Jak poinformował w poniedziałek oficer prasowy KPP w Wągrowcu mł. asp. Dominik Zieliński, do pierwszego zatrzymania 50-letniego kierowcy audi a4 doszło 10 marca około godziny 11.00.
-Od kierującego wyczuwalna była woń alkoholu. Mężczyzna w organizmie miał niemal promil alkoholu. Stracił prawo jazdy – podkreślił Zieliński.
Sytuacja powtórzyła się kilka dni później. W poniedziałek, 13 marca wieczorem, policjanci zauważyli ten sam pojazd, za kierownicą którego, podobnie jak trzy dni wcześniej, siedziała ta sama osoba.
-Stan mężczyzny niewiele różnił się, stąd ponownie policjanci poddali kierowcę badaniu. Mężczyzna nic nie zrobił sobie z wcześniejszej błędnej decyzji, gdyż znowu prowadził będąc pod wpływem alkoholu. Tym razem w organizmie było nieco mniejsze jego stężenie – około 0,9 promila – wskazał Zieliński.

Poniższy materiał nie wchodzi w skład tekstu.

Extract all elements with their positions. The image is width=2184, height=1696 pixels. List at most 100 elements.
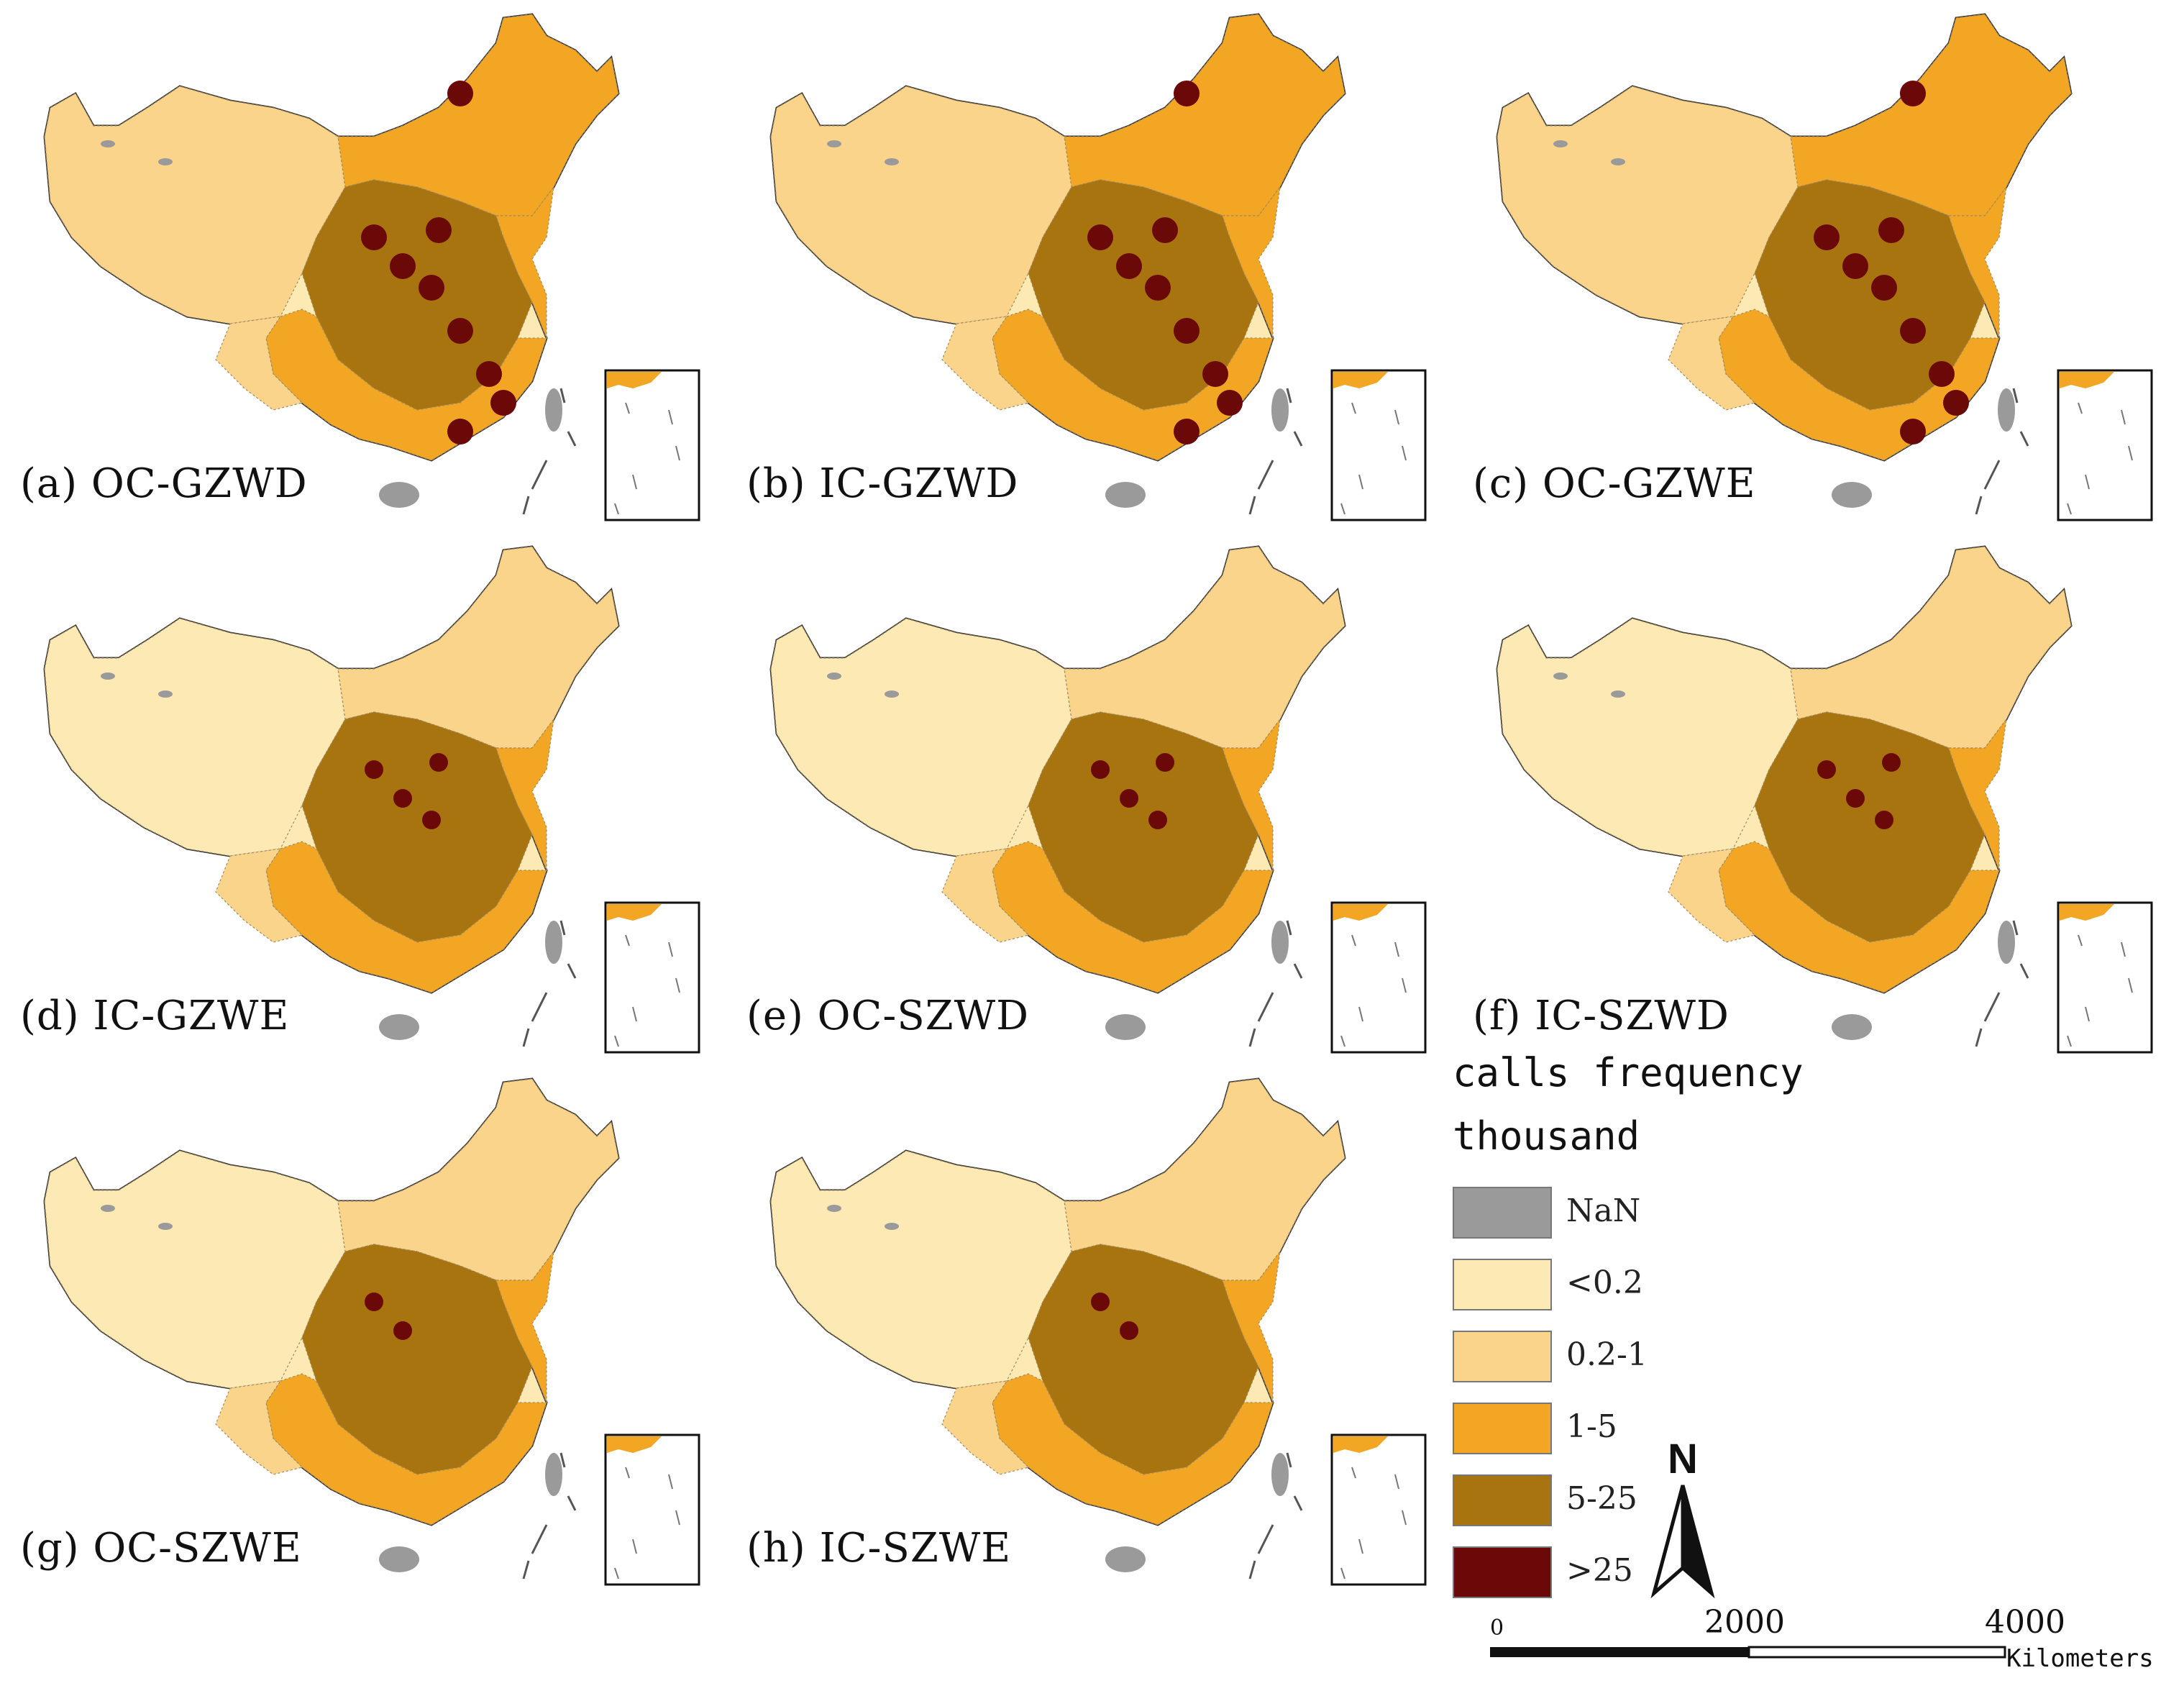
lake (101, 673, 115, 680)
legend-swatch (1453, 1474, 1552, 1526)
prefecture-patch (1831, 752, 1880, 787)
scale-tick-0: 0 (1490, 1615, 1504, 1641)
prefecture-patch (338, 733, 381, 763)
lake (827, 1205, 841, 1212)
map-panel: (e) OC-SZWD (726, 532, 1453, 1064)
south-china-sea-inset (1330, 1433, 1427, 1586)
scale-bar-graphic (1490, 1646, 2006, 1659)
hub-cell (361, 224, 387, 250)
prefecture-patch (354, 842, 394, 870)
south-china-sea-inset (1330, 901, 1427, 1054)
panel-caption: (d) IC-GZWE (20, 993, 290, 1039)
region-west (770, 86, 1072, 324)
hub-cell (390, 253, 416, 279)
region-south (992, 841, 1274, 993)
prefecture-patch (1831, 220, 1880, 255)
china-choropleth-map (769, 1077, 1427, 1586)
region-east (1222, 719, 1281, 871)
island (1105, 1546, 1146, 1572)
prefecture-patch (378, 1285, 427, 1319)
prefecture-patch (406, 1355, 457, 1392)
hub-cell (447, 81, 473, 106)
hub-cell (1174, 419, 1200, 444)
island (1271, 388, 1289, 432)
legend-subtitle: thousand (1453, 1113, 1640, 1159)
hub-cell (1871, 275, 1897, 301)
prefecture-patch (1064, 733, 1107, 763)
panel-caption: (b) IC-GZWD (746, 460, 1019, 507)
lake (1611, 158, 1625, 165)
legend-label: NaN (1566, 1193, 1641, 1229)
hub-cell (1156, 753, 1174, 772)
legend-swatch (1453, 1259, 1552, 1310)
legend-label: >25 (1566, 1552, 1633, 1589)
prefecture-patch (1806, 309, 1847, 338)
island (545, 1453, 562, 1496)
hub-cell (1842, 253, 1868, 279)
prefecture-patch (338, 1265, 381, 1295)
legend-label: 0.2-1 (1566, 1336, 1648, 1373)
region-south (265, 1373, 547, 1526)
hub-cell (1900, 419, 1926, 444)
hub-cell (1152, 217, 1178, 243)
prefecture-patch (1891, 258, 1934, 288)
prefecture-patch (439, 258, 482, 288)
hub-cell (1817, 760, 1836, 779)
island (1832, 1014, 1872, 1040)
hub-cell (1814, 224, 1840, 250)
map-panel: (h) IC-SZWE (726, 1064, 1453, 1597)
map-panel: (d) IC-GZWE (0, 532, 726, 1064)
region-south (992, 1373, 1274, 1526)
region-east (495, 1251, 554, 1403)
prefecture-patch (338, 201, 381, 231)
lake (827, 140, 841, 147)
region-west (1497, 618, 1799, 857)
island (1105, 1014, 1146, 1040)
north-label: N (1668, 1436, 1698, 1482)
prefecture-patch (456, 878, 493, 906)
region-east (1222, 186, 1281, 339)
south-china-sea-inset (2057, 369, 2153, 521)
region-west (770, 618, 1072, 857)
prefecture-patch (1064, 201, 1107, 231)
prefecture-patch (1106, 1408, 1152, 1441)
prefecture-patch (1106, 875, 1152, 908)
hub-cell (393, 789, 412, 808)
scale-tick-2000: 2000 (1704, 1604, 1785, 1641)
prefecture-patch (1165, 258, 1208, 288)
prefecture-patch (1832, 875, 1878, 908)
china-choropleth-map (1496, 13, 2153, 521)
island (379, 482, 419, 508)
lake (158, 1223, 173, 1230)
lake (827, 673, 841, 680)
hub-cell (1091, 760, 1110, 779)
prefecture-patch (380, 1408, 426, 1441)
hub-cell (1174, 318, 1200, 344)
hub-cell (365, 1292, 383, 1311)
prefecture-patch (1832, 343, 1878, 376)
region-west (44, 618, 346, 857)
prefecture-patch (406, 823, 457, 860)
prefecture-patch (1106, 343, 1152, 376)
map-panel: (a) OC-GZWD (0, 0, 726, 532)
region-south (1718, 841, 2000, 993)
island (545, 388, 562, 432)
prefecture-patch (1858, 823, 1910, 860)
region-sw (215, 1380, 303, 1475)
region-west (1497, 86, 1799, 324)
island (1271, 1453, 1289, 1496)
prefecture-patch (1791, 733, 1834, 763)
china-choropleth-map (43, 1077, 700, 1586)
panel-caption: (h) IC-SZWE (746, 1525, 1012, 1572)
hub-cell (490, 390, 516, 416)
hub-cell (1900, 81, 1926, 106)
legend-swatch (1453, 1403, 1552, 1454)
hub-cell (426, 217, 452, 243)
prefecture-patch (1132, 823, 1184, 860)
south-china-sea-inset (604, 1433, 700, 1586)
island (1998, 388, 2015, 432)
region-sw (941, 1380, 1030, 1475)
island (545, 921, 562, 964)
panel-caption: (g) OC-SZWE (20, 1525, 302, 1572)
hub-cell (1087, 224, 1113, 250)
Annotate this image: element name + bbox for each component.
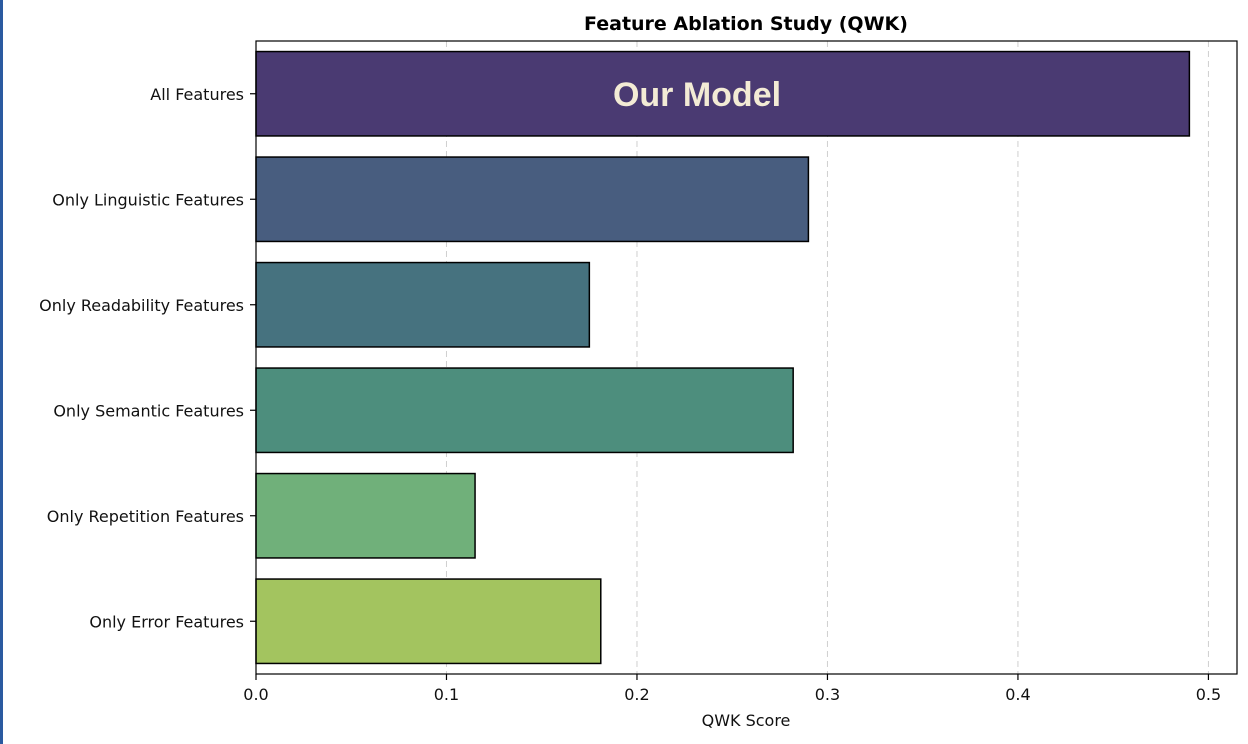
y-tick-label: Only Error Features xyxy=(89,612,244,631)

Kolejne zatrzymanie kierowcy w stanie nietrzeźwym i grożące za to sankcje nie wywołały u niego żadnej refleksji. Wpadł po raz trzeci – w piątek ok. godz. 16.00.
-Tym razem kierowca wypił dużo więcej, co potwierdziło badanie alkometrem. W organizmie miał niemal 3 promile alkoholu – podał policjant.
Prowadzenie pojazdu w stanie nietrzeźwości jest przestępstwem, za które grozi grzywna, kara ograniczenia wolności albo kara pozbawienia wolności do 2 lat.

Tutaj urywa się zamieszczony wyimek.